He's out at night, again.
It's all spinning in his head, the past day. It probably hasn't even been an hour, since he met Sarah Jane, and in that time he's run for his life and pressed her for answers and help her unlock the TARDIS, and defeated a Weeping Angel, and met another stranger and talked to him across time, crammed his head full of a new alien time-travel logic. And everything about the mysterious blue box that's dogged his thoughts - it's a person, it's a spaceship, it's bigger on the inside, it knows him and it's been talking to him and it likes him, it's a she, should he be calling her it if she's a person? The man who called himself the Doctor called her an it, but he also called it a her. And it's his friend, and the only way it's safe for him to fly her back to Sarah Jane is to hurt her.
It's so much.
And yet he doesn't want to cry, not really, which is insane in itself because when doesn't he cry. The world's gone insane around him - or maybe he's gone insane, maybe he's just huddled in that alley hallucinating all of this - and it could just be an adrenalin high, but he feels like - even as it whirls in his head, even as he lets it whirl in his head and just walks, in a circle, around the console - he feels like he's getting a grip on it. Everything else can fall away, it doesn't matter what happens except in the next five or ten or thirty minutes. He's focused in, on this.
He stares at the console.
All things considered he should probably talk to the TARDIS about this.
He walks up the catwalk and leans on the console and looks up. At the pillar. He doesn't know why, but it feels right.
"Hey."
"I've been talking to - the Doctor. I don't know how much of the conversation you were following. Or if you could."
"The gist of it is - he and Sarah Jane are both stuck back in time. Sarah Jane is hurt, so he wants to travel back and make sure she's okay; and he thinks it's dangerous for him to stick around in one place for a year, without you around."
"So - he wants me to pilot you back in time, to pick him up or to pick up Sarah Jane. But - I don't think it'd be safe for me to really fly you, and I don't think he does either - so he suggested something else, something called a Catalax maneuver, which would be easy for me but I guess hard or painful or - unpleasant - for you."

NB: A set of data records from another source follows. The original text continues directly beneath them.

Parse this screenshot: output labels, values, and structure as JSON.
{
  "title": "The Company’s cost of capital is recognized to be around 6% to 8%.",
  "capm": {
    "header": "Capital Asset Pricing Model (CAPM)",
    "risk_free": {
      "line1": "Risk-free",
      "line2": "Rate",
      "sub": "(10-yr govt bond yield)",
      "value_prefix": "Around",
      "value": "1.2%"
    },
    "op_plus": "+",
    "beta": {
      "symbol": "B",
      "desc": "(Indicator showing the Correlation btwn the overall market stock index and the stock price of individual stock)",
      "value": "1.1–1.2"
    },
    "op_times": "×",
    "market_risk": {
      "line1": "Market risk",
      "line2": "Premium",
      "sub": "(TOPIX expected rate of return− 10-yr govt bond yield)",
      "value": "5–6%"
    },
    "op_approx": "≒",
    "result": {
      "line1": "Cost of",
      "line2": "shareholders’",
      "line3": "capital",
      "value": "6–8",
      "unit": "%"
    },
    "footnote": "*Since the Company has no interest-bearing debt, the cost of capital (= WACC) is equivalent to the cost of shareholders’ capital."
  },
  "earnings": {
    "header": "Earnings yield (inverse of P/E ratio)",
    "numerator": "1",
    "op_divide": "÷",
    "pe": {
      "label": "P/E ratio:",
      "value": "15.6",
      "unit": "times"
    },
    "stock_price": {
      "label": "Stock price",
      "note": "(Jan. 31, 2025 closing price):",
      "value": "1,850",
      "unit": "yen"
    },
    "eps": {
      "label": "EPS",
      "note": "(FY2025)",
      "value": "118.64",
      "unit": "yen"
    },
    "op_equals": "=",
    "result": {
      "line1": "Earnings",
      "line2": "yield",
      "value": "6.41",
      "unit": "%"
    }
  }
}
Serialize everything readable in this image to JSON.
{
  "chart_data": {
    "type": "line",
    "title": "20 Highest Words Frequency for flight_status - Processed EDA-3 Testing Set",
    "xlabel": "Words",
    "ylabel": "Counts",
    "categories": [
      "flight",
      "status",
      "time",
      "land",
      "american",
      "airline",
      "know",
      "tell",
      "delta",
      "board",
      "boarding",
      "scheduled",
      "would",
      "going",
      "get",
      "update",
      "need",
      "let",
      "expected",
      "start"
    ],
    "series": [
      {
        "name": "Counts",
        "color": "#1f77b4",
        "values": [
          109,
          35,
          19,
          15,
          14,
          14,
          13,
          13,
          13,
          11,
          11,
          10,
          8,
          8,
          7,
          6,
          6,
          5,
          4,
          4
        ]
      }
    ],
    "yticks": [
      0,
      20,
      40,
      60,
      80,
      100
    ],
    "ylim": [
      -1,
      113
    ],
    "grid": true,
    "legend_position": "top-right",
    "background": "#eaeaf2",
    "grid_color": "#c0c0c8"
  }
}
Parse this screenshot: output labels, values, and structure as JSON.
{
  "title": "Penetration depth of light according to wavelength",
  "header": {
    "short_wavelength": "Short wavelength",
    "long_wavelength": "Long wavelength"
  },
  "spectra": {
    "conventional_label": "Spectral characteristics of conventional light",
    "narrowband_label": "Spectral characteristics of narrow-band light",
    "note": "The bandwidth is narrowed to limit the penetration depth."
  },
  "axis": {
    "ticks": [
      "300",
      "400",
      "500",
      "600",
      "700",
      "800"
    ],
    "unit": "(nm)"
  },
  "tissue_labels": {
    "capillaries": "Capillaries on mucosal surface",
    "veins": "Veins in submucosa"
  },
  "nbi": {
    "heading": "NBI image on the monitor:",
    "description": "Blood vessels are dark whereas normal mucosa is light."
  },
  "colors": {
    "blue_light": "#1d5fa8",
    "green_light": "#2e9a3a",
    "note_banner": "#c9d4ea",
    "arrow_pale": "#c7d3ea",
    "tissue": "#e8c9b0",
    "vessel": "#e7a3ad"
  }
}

Spin up for a short journey and then hit the emergency brake and the nitro boost at the same time. She's familiar; she's done it once before.
Some models are designed for it, but this one isn't; she'd need to recuperate for a little while, heal up her brakes. Not the most fun she's ever had.
But she'd be okay. It was her idea, the last time.
He's a sweetheart.
But it's a good plan, and she's up for it. Not like he's planning to make this a regular thing.
Like landing on your feet when you should've rolled, maybe. Not that she has feet. People with bones and nerves and things might have it worse, she's not sure.
It's sweet of him to worry. But he can tell the Doctor she's okay with the plan.
He sits back down and resumes both recordings.
"Hey. I, uh, talked to the TARDIS. She said she'd be okay with trying a Catalax maneuver."
"I think so. She said it was her idea, the last time you did it, and... she called me sweet, for worrying." He can't help but smile, as he says that.